Is there a way to set up Kafka message format in AVRO instead of JSON?


#1

I set up Filebeat send outputs to Kafka.
I would like the kafka messages are in Avro format instead of JSON format.
I am wondering what is the easiest way to achieve this if possible?

thanks!
yan


(Steffen Siering) #2

AVRO is not supported by beats. With each message having to potentially store the schema with the message, AVRO would be of limited use though.


#3

thanks for the clarification!
hmm, it is true that "With each message having to potentially store the schema with the message", it is rarely the case in practice, especially in the case of shipping out log messages in filebeat, all my log messages follows single schema.
In this case, AVRO would be more efficient than JSON, since every JSON message needs carry the all field names?

or maybe I mis-interpret how transfer AVRO works in kafka? does kafka allows pre-register schema, or it needs to carry schema in each kafka message?


(Steffen Siering) #4

Kafka does not care about the encoding of it's events. An event is just some binary data. Plus, kafka is not a pure single-queue, but acts more like a distributed append only storage. With distributed I mean, even a topic you publish too is partitioned, with every partition being an append only storage/queue itself. You can start/add an alternative consumer-group at any time. This might require your consumer to support different schema versions to support historical and new data at the same time (depends how long data are held in kafka and which offset you start reading).

Beats output is not filebeat only, but must serve all beats use cases. But even filebeat has no set schema + even the meta-data we add might change in the future. These might require changes to the schema. Some already available features changing the actual events schema: add docker metadata (including labels), add kubernetes meta-data, custom fields/tags, drop_fields, include_fields... That is, we would have to dynamically determine the actual schema in the output. With encodings like JSON, the schema is implicit and dynamic -> problem solved :wink: .

The problems one has to solve with beats are: dynamically generating/updating the schema (a schema might be very dynamic and updated every so often) , schema versioning and schema exchange. We might not know all fields on start + docker labels and other external meta-data can add new fields to an existing schema at any time -> at worst one might require a different schema by machine/beat instance in the cluster.

With encodings requiring schemas being explicitly defined, you have to define a way how the schemas are exchanged. One can define some kind of in-band or out-of-band schema exchange mechanism/protocol, but tbh none fit kafka very well in a most generic way. Having some kind of schema exchange in TCP for example is easy, as the connection and data-exchange is short-lived (even if it's active for days) in comparison to kafka. You can think of the schema as some kind of state the producer and consumer need to agree on at any time.

In-band schema exchange would require the producer to send the schema update to every partition + requires correct ordering of events on retry.
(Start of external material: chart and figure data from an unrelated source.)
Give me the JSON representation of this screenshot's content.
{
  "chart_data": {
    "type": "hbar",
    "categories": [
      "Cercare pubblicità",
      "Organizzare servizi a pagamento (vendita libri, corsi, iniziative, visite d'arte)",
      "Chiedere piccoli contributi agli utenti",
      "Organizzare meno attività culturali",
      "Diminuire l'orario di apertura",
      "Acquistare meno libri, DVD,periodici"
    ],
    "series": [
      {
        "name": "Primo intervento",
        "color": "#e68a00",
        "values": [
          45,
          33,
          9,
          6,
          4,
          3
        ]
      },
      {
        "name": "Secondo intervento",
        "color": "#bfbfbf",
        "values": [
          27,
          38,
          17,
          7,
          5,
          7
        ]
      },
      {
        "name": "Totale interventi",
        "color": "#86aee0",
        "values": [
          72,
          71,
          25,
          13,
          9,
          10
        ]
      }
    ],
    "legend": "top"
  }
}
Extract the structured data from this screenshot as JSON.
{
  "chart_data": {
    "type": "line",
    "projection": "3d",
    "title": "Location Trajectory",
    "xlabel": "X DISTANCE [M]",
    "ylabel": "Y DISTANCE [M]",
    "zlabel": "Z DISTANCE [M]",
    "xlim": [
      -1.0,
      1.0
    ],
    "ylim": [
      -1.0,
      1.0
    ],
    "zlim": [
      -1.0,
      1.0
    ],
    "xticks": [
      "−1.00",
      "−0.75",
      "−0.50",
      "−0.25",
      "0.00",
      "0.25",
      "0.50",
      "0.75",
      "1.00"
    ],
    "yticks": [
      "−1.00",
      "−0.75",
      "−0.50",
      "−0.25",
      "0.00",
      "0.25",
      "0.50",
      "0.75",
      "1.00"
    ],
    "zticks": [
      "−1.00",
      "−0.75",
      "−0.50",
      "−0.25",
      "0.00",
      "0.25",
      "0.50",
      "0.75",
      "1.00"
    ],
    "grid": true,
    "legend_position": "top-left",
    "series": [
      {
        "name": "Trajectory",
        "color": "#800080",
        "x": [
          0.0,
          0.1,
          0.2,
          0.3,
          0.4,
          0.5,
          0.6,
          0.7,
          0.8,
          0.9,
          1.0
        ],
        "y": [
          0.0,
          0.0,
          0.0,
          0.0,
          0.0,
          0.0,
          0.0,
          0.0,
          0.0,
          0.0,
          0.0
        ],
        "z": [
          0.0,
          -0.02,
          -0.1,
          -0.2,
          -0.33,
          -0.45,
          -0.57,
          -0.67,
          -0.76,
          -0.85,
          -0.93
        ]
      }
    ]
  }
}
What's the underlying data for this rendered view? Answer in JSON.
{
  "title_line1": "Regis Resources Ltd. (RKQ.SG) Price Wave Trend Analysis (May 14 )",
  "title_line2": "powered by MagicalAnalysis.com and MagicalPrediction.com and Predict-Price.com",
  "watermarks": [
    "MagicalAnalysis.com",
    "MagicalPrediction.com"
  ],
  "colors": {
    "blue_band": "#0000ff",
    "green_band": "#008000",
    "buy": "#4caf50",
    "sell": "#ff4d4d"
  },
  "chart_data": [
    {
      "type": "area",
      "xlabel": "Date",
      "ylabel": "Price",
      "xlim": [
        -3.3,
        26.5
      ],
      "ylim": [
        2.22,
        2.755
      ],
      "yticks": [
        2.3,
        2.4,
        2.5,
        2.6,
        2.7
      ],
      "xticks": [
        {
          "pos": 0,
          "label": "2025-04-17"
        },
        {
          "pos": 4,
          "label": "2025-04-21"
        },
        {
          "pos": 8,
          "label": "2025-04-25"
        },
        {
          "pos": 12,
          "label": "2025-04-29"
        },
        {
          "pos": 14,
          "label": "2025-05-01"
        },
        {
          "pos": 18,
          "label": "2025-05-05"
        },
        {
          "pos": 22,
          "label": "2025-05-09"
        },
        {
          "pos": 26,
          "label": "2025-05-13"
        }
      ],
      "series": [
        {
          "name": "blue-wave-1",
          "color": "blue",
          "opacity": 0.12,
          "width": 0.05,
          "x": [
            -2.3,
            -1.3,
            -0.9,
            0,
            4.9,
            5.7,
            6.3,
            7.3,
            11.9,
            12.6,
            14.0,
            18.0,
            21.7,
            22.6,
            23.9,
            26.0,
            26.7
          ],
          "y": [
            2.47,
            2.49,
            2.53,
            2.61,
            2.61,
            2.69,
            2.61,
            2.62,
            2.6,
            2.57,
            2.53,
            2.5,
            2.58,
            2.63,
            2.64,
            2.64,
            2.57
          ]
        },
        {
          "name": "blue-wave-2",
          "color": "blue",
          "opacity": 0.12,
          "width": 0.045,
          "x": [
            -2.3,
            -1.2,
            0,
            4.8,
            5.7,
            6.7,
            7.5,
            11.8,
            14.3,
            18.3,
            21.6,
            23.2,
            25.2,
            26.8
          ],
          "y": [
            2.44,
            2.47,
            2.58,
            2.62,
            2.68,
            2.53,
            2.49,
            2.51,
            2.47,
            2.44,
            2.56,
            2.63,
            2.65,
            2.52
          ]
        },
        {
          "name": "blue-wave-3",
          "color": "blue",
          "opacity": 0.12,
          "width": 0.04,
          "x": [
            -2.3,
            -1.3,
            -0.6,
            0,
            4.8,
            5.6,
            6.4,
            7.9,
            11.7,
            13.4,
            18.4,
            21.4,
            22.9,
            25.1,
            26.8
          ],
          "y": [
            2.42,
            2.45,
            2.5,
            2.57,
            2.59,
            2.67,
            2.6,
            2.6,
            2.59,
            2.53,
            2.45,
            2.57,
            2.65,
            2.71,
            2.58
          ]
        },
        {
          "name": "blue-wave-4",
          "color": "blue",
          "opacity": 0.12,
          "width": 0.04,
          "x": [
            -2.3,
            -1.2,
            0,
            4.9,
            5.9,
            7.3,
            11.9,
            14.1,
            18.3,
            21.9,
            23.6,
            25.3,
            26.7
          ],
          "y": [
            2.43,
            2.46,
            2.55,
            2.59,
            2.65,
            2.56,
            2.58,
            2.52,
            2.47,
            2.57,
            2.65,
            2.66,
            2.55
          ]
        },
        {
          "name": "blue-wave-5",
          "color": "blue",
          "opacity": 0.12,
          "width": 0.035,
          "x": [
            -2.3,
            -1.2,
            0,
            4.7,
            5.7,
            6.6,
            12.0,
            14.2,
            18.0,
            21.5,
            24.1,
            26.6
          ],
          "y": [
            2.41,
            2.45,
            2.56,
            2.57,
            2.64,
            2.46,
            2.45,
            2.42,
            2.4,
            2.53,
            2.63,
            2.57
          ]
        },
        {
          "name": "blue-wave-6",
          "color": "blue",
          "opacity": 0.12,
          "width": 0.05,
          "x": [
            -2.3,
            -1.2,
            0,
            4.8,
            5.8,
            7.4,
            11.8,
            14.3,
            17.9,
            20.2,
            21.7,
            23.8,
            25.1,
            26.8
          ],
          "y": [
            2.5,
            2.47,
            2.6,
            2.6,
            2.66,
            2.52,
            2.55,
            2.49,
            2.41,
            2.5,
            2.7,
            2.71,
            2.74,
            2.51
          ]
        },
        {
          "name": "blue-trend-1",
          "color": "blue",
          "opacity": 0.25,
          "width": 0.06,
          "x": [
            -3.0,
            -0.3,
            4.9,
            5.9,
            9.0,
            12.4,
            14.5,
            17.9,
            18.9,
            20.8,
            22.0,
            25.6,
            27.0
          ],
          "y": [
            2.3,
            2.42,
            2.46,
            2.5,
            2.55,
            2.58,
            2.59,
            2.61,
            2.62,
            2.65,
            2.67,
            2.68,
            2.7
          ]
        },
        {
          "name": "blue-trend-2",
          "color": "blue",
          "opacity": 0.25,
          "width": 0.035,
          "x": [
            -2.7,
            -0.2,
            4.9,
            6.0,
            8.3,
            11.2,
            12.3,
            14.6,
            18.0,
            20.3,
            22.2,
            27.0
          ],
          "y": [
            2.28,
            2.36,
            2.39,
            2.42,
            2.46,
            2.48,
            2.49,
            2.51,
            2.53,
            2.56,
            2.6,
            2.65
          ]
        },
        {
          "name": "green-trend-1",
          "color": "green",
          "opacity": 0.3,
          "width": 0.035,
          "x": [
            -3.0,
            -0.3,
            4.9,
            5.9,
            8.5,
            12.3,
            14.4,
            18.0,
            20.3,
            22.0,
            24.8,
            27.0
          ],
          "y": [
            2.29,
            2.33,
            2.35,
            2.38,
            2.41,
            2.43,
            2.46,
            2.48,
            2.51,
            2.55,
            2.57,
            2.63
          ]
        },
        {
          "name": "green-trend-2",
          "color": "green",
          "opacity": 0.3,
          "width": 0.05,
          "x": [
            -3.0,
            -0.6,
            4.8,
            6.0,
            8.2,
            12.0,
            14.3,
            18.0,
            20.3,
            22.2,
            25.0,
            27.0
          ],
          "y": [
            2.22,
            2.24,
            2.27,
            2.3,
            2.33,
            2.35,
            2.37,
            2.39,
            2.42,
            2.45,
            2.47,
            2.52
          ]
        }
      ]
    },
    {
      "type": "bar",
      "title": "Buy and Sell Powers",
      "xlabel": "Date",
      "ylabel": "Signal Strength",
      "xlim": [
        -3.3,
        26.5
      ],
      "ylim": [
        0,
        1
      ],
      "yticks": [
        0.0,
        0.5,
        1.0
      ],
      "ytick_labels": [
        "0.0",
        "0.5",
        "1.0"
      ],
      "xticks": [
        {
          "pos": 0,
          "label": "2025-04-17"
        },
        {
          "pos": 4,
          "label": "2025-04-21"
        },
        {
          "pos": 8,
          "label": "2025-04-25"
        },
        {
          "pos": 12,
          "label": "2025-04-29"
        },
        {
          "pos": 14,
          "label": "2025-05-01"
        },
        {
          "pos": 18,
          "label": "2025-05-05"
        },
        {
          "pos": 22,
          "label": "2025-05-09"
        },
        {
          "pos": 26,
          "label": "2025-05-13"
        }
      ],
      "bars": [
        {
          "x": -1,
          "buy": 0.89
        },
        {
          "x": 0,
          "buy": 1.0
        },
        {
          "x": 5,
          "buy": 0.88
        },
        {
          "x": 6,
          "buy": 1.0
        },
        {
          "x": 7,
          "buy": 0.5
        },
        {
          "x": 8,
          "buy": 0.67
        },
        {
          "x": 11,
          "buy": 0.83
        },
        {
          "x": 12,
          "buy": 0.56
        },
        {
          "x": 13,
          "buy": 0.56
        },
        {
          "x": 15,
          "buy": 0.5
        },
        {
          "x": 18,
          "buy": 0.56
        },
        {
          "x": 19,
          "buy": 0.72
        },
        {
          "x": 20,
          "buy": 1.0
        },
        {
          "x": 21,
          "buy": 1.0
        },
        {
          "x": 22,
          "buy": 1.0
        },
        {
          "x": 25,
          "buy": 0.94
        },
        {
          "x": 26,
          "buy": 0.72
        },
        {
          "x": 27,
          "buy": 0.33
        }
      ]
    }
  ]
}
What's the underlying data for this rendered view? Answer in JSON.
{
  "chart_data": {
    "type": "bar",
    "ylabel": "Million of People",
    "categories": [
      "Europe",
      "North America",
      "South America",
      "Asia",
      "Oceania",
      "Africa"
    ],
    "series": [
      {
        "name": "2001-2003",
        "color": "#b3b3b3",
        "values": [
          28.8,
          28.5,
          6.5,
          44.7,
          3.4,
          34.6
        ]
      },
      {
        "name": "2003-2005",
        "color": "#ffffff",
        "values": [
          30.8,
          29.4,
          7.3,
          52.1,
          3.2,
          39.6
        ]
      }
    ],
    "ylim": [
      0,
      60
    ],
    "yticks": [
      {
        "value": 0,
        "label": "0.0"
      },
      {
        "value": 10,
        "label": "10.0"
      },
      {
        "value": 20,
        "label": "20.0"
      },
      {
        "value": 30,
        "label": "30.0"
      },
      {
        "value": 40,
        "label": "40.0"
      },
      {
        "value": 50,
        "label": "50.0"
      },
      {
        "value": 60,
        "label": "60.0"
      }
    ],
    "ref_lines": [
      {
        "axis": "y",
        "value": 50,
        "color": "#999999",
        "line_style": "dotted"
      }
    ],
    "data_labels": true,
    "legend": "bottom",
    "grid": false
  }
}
Plus, as consumers are allowed to be started/added/restarted at any time you will need to store the schema at the consumers place. You also need to initialise the schema in the consumer to the most recent correct version, once you start the consumer the first time. Depending which offset you start the consumer at, the meaning of correct version might differ. This is due to the consumer potentially starting anywhere in the middle of data being pushed via kafka (as kafka deletes old segments based on it's retention policies). I'd say the in-band schema exchange is no good model for Kafka.

Some out-of band protocol might require you to store the most recent schema in another topic or service. If the consumer finds the schema doesn't fit, the consumer needs to fetch the matching schema. Avro messages can include a 8byte hash of the used schema, to detect usage of a different schema. With producers pushing async, there is a chance a consumer seeing a message with updated schema, before actually being able to see the schema update (just fetch and wait for schema update to be available). This functionality is actually provided by the Confluent Schema Registry. The schema registry is another service (HTTP REST interface) provided by Confluent one needs to integrate with. Confluent also provides some java libraries, so you don't have to deal with all the actual logic required to get this working correctly. But it's a service one needs to run next to Kafka and Zookeeper and producers/consumer need to integrate with. Just hope for your schema exchange server not failing :wink: . Don't get me wrong, it's actually a good/viable solution regarding the problem space. But personally I'd prefer not to have to integrate with yet another service.

I've been looking at binary encodings, e.g. for transfer and local storage in beats (think disk based queue). Currently JSON is the common denominator in the Elastic Stack. An event in beats must be self-contained. E.g. in case the codec gets changed when updating the output, events might need to be transcoded (the internal structure must be 'streamable'). Plus, JSON limits the actual types an encoding must/can support. From my point of view different kind of binary json formats (well, in a number of cases subsets) and a subset of CBOR did so far meet beats requirements (e.g. msgpack is no option due to the format requiring us to know some object sizes in advance).

But having to integrate some schema exchange via another service is another story and nothing we are looking for in the near future.


(system) #5

This topic was automatically closed 28 days after the last reply. New replies are no longer allowed.